“Fine,” I say, “Great! Let’s get it done! I can make an appointment for you right now!” We go through the whole bureaucratic rigmarole and she asks my name for clarification purposes. “Dale,” I say. I say this because it’s my name.
Here, incredulity sets in on the writer’s part: “Not Dale…Eisinger?”
No big deal, I figure, as TONS of people have heard of me (cough). “Why yes of course! How many Dales do you know who don’t live in rustic shacks?”
“Dale,” she says “this is Ramona-Jo Pemberton [Names have been changed to protect the innocent.] Remember me? I used to baby sit you when your parents lived on the Mesa.”
Now, I have to interject in the tale, here, with an aside: I don’t really care what this woman knows about me. She probably has seen my privates in the changing of a diaper, has seen me fall of various tricycles, and knows of the displeasure I previously had in the presence of my brother (yeah, let’s say that). In fact, I remember one incident where this woman’s daughter and I put clothespins on each other’s noses and wailed bloody oblivion, unable to take them off. But, as always, WRITING IS PARAMOUNT! I’m totally down to help out dear old Ramona-Jo.
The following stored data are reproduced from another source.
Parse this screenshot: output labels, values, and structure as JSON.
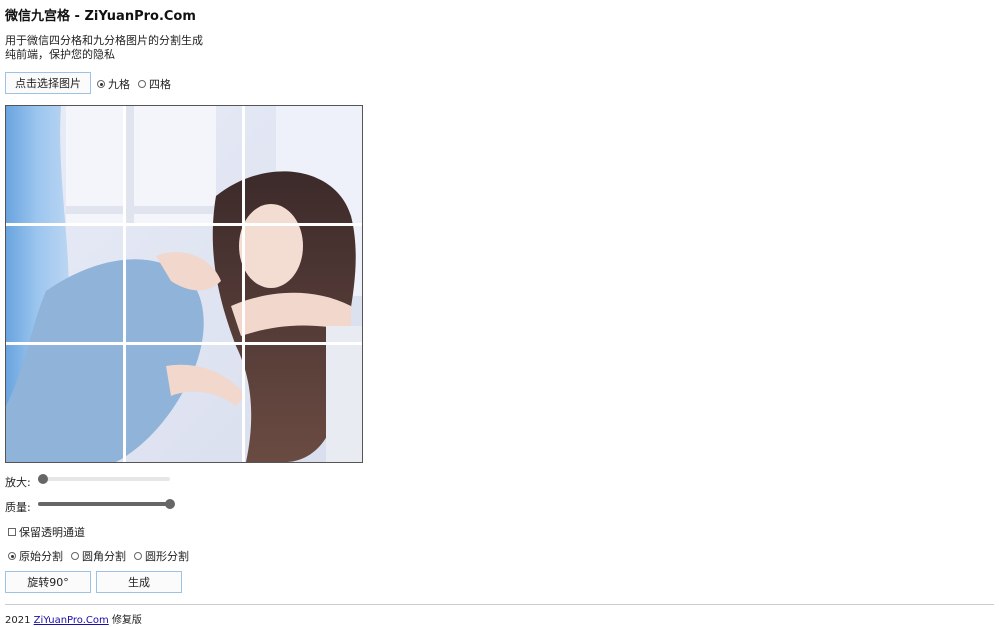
{
  "header": {
    "title": "微信九宫格 - ZiYuanPro.Com",
    "desc_line1": "用于微信四分格和九分格图片的分割生成",
    "desc_line2": "纯前端，保护您的隐私"
  },
  "controls": {
    "select_button": "点击选择图片",
    "grid_options": [
      {
        "label": "九格",
        "checked": true
      },
      {
        "label": "四格",
        "checked": false
      }
    ],
    "zoom_label": "放大:",
    "zoom_value": 0.04,
    "quality_label": "质量:",
    "quality_value": 1.0,
    "keep_alpha_label": "保留透明通道",
    "keep_alpha_checked": false,
    "split_modes": [
      {
        "label": "原始分割",
        "checked": true
      },
      {
        "label": "圆角分割",
        "checked": false
      },
      {
        "label": "圆形分割",
        "checked": false
      }
    ],
    "rotate_button": "旋转90°",
    "generate_button": "生成"
  },
  "footer": {
    "year": "2021",
    "link_text": "ZiYuanPro.Com",
    "suffix": "修复版"
  },
  "colors": {
    "button_border": "#9cc3e6",
    "grid_line": "#ffffff",
    "slider_fill": "#666666"
  }
}
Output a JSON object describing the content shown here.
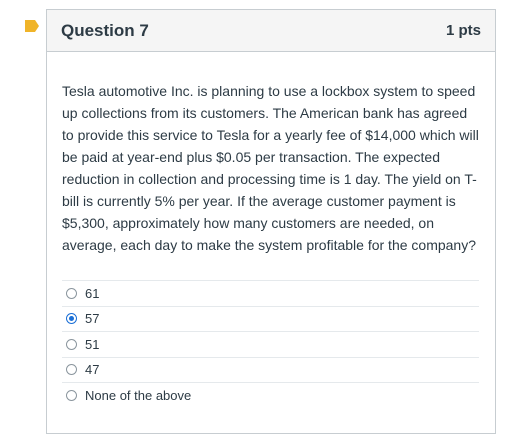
{
  "question": {
    "title": "Question 7",
    "points": "1 pts",
    "text": "Tesla automotive Inc. is planning to use a lockbox system to speed up collections from its customers. The American bank has agreed to provide this service to Tesla for a yearly fee of $14,000 which will be paid at year-end plus $0.05 per transaction. The expected reduction in collection and processing time is 1 day. The yield on T-bill is currently 5% per year. If the average customer payment is $5,300, approximately how many customers are needed, on average, each day to make the system profitable for the company?"
  },
  "answers": [
    {
      "label": "61",
      "selected": false
    },
    {
      "label": "57",
      "selected": true
    },
    {
      "label": "51",
      "selected": false
    },
    {
      "label": "47",
      "selected": false
    },
    {
      "label": "None of the above",
      "selected": false
    }
  ],
  "colors": {
    "flag": "#f0b429",
    "selected_radio": "#1b6fd6",
    "header_bg": "#f5f5f5",
    "border": "#c7cdd1"
  },
  "icons": {
    "flag": "flag-icon"
  }
}
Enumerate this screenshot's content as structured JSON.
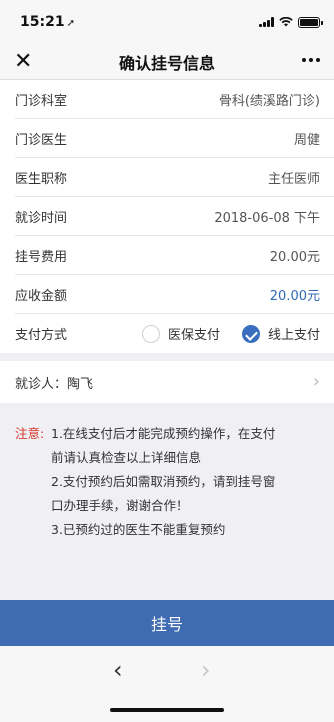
{
  "status_bar": {
    "time": "15:21",
    "location_arrow": "➚"
  },
  "nav": {
    "close": "✕",
    "title": "确认挂号信息"
  },
  "form": {
    "rows": [
      {
        "label": "门诊科室",
        "value": "骨科(绩溪路门诊)"
      },
      {
        "label": "门诊医生",
        "value": "周健"
      },
      {
        "label": "医生职称",
        "value": "主任医师"
      },
      {
        "label": "就诊时间",
        "value": "2018-06-08 下午"
      },
      {
        "label": "挂号费用",
        "value": "20.00元"
      },
      {
        "label": "应收金额",
        "value": "20.00元"
      }
    ],
    "payment": {
      "label": "支付方式",
      "options": [
        {
          "label": "医保支付",
          "selected": false
        },
        {
          "label": "线上支付",
          "selected": true
        }
      ]
    }
  },
  "patient": {
    "label": "就诊人：陶飞"
  },
  "notice": {
    "label": "注意:",
    "lines": [
      "1.在线支付后才能完成预约操作，在支付",
      "前请认真检查以上详细信息",
      "2.支付预约后如需取消预约，请到挂号窗",
      "口办理手续，谢谢合作！",
      "3.已预约过的医生不能重复预约"
    ]
  },
  "submit_button": {
    "label": "挂号"
  },
  "bottom_nav": {
    "back": "‹",
    "forward": "›"
  },
  "colors": {
    "primary": "#3f6bb3",
    "notice_red": "#d9362b",
    "amount_blue": "#2f6bb5"
  }
}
“Would it be weird if I came in to work with you?”
Here, I take on the affect of a British lord: “Not at all! We shall talk citations until the Celts clamber over the hills!”
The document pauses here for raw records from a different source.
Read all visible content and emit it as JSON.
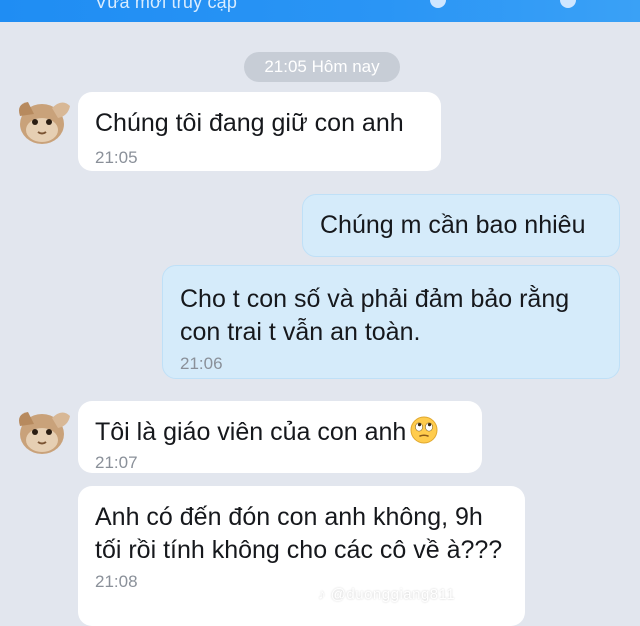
{
  "header": {
    "status_text": "Vừa mới truy cập"
  },
  "conversation": {
    "time_divider": "21:05 Hôm nay",
    "messages": [
      {
        "direction": "incoming",
        "text": "Chúng tôi đang giữ con anh",
        "time": "21:05"
      },
      {
        "direction": "outgoing",
        "text": "Chúng m cần bao nhiêu",
        "time": ""
      },
      {
        "direction": "outgoing",
        "text": "Cho t con số và phải đảm bảo rằng con trai t vẫn an toàn.",
        "time": "21:06"
      },
      {
        "direction": "incoming",
        "text": "Tôi là giáo viên của con anh",
        "emoji": "rolling-eyes-emoji",
        "time": "21:07"
      },
      {
        "direction": "incoming",
        "text": "Anh có đến đón con anh không, 9h tối rồi tính không cho các cô về à???",
        "time": "21:08"
      }
    ]
  },
  "colors": {
    "header_blue": "#2a95f5",
    "background": "#e2e6ee",
    "incoming_bubble": "#ffffff",
    "outgoing_bubble": "#d5ebfa",
    "time_pill": "#c7cdd6"
  },
  "watermark": {
    "text": "♪ @duonggiang811"
  }
}
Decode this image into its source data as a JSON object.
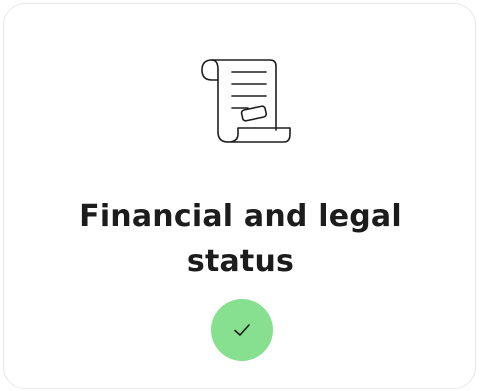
{
  "card": {
    "title_line1": "Financial and legal",
    "title_line2": "status",
    "icon": "document-scroll-icon",
    "status": {
      "icon": "checkmark-icon",
      "color": "#86e08f"
    }
  }
}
She lets me make an appointment for her and I honestly can’t wait to see her. Back to MySpace. And then the phone again. To my pleasure, it is Ramona-Jo Pemberton, my dear old baby sitter!
“Dale,” she says, “I DON’T WANT TO DO A CONSULTATION WITH YOU.” She actually screams this (or so I remember). It’s all very upsetting.
“Well, do you want me to make another appointment for you?”
“No. I don’t. I really don’t.”
So there you have it, folks. I did something so psychologically damaging to this lady that she doesn’t want to come into the writing center at all. AT ALL. The mere possibility of my presence is enough for Ramona-Jo Pemberton’s citations to go un-reviewed. This is a tragedy, I say. A TRAGEDY! Have any of you had similar experiences? I mean, but a lot less surreal?